The United Nations global warming talks have been set back by six months after Russia and its allies blocked progress at a group charged with implementing decisions of the 190 nations involved in the discussions.
The Subsidiary Body for Implementation at the UN talks failed to complete any work at two weeks of meetings in Bonn that finished today because Russia, Ukraine and Belarus objected to the group’s agenda.
The delay means envoys will have to redouble efforts when they meet in November in Warsaw, and some decisions may be delayed until 2014, said Quamrul Chowdury, the lead negotiator for the Least Developed Countries group of nations. The talks are aiming to adopt a treaty in 2015 that would limit fossil fuel emissions blamed for damaging the climate.
“Practically speaking we have lost six months,” Chowdury said in an interview. The Warsaw conference will have to address the SBI’s agenda from Bonn well as its own, he said. “There is a danger some items will have to be forwarded to next year.”
The negotiations sponsored by the UN are seeking to replace the 1997 Kyoto Protocol, which limits greenhouse gas pollution from industrial nations. Officials meeting in Bonn were supposed to draft decisions and decide on further actions that are formally approved by the Conference of Parties to the UN Framework Convention on Climate Change at the end of the year.
At the Bonn meeting, work under the Subsidiary Body for Implementation, or SBI, failed to address any items since June 3, when Russia, Ukraine and Belarus blocked the agenda. The three nations want the SBI to include in its agenda a formal discussion of meeting procedures, which have never been agreed.
Russia, Belarus and Ukraine objected to the conclusion of the last UN climate meeting in Doha. They were upset about the body’s decision to restrict their ability to sell surplus Kyoto permits in the eight years to 2020.
Regardless of the holdup, nations have had “very good informal exchanges” on many SBI agenda items, said Jurgen Lefevere, deputy head of the EU delegation.
“Issues raised by Russia, Ukraine and Belarus have to be discussed,” Lefevere told reporters today. “We will use the time between Bonn and Warsaw to address the issues so that we have no blockage when the Warsaw COP starts.”
The SBI meeting had been due to discuss issues such as a review of rules governing UN carbon offset projects and plans to address loss and damages resulting from the effects of climate change.
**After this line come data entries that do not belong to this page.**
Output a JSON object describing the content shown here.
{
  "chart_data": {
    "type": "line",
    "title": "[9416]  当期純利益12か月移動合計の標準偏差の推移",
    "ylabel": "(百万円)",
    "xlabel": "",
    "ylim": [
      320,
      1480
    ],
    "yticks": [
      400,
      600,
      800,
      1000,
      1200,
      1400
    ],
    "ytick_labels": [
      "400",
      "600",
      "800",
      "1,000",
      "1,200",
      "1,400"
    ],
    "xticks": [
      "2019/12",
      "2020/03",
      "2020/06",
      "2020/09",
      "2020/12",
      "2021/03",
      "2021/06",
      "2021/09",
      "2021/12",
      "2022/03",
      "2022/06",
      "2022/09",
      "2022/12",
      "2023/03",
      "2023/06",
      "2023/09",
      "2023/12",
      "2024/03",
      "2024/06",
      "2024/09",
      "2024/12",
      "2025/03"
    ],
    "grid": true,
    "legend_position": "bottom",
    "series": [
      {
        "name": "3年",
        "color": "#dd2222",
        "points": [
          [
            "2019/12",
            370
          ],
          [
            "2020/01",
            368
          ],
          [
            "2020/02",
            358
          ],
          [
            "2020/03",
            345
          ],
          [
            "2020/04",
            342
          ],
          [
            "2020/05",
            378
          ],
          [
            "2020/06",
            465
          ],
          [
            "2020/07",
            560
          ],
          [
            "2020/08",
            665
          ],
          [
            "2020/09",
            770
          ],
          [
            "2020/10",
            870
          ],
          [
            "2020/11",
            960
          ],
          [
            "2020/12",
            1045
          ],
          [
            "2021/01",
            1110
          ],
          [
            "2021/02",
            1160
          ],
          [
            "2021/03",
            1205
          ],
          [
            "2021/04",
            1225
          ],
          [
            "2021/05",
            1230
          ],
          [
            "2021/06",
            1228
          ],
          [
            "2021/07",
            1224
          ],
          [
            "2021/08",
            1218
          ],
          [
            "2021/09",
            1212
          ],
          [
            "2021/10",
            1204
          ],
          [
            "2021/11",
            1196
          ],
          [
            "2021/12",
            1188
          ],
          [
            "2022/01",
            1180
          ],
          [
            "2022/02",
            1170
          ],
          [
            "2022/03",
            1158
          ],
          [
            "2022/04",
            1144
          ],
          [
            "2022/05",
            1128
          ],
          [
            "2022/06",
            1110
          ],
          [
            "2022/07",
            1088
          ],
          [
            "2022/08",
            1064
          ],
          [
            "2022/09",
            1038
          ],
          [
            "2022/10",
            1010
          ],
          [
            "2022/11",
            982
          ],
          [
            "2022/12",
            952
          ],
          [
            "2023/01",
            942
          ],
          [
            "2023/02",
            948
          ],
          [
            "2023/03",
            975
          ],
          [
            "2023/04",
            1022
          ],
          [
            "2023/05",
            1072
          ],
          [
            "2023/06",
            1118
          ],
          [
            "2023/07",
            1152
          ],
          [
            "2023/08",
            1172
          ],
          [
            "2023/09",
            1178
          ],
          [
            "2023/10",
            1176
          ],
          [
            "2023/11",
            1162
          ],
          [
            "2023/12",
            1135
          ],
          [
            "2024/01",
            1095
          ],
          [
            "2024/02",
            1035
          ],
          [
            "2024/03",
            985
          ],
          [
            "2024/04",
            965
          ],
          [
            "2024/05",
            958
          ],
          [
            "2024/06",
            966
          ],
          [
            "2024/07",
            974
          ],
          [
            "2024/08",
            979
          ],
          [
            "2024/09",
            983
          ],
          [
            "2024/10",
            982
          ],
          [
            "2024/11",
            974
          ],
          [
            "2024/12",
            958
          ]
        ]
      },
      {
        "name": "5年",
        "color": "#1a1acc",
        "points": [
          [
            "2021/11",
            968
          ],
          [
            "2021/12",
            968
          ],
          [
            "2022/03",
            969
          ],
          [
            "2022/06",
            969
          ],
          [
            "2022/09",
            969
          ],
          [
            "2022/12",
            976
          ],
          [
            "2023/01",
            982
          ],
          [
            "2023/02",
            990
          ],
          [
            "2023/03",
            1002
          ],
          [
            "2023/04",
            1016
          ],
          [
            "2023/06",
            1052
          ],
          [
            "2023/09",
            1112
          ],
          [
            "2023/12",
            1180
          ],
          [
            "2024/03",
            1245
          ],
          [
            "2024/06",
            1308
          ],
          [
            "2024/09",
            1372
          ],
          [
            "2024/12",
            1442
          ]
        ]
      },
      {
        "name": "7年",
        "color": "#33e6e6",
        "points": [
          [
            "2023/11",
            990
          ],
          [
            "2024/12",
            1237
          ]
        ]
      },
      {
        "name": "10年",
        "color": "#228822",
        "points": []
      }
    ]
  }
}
The loss-and-damage proposal championed by small island nations would channel cash from richer nations to developing ones hit hardest by climate change.
Christiana Figueres, the top UN climate official, said she’s “confident” that governments will find a solution between now and the summit in Poland. Negotiators gathering in Warsaw can make up for lost time and “do the work of three weeks in one,” she told reporters today. The delay in the SBI hasn’t stopped progress in the rest of the meeting, she said.
The SBI is one of the three main bodies working at the UN talks. The two others are working on rules and guidelines for the post-2020 deal, and they made progress in Bonn, Figueres said.
“Governments are moving faster now from the stage of exploring options to designing and implementing solutions,” Figueres said in a statement.
EU Climate Commissioner Connie Hedegaard said that while she was glad to see support for the proposal by the 27-nation bloc proposal to reduce HFCs, which are industrial gases more potent than carbon in harming the atmosphere, she remained concerned that many “major negotiating partners do not yet seem ready to engage beyond restating positions of principle.”
“While the outcomes of these negotiations are good news, the last two weeks illustrate with all possible clarity that a lot more work will be needed to get solid results from COP 19 in Warsaw in November,” Hedegaard said in a statement in Brussels.
After appeals this week from the U.S., the European Union, China and India, the three still refused to accept a compromise. Tomasz Chruszczow, SBI chairman, closed the session on June 11. Talks will resume under Polish guidance in Warsaw Nov. 22.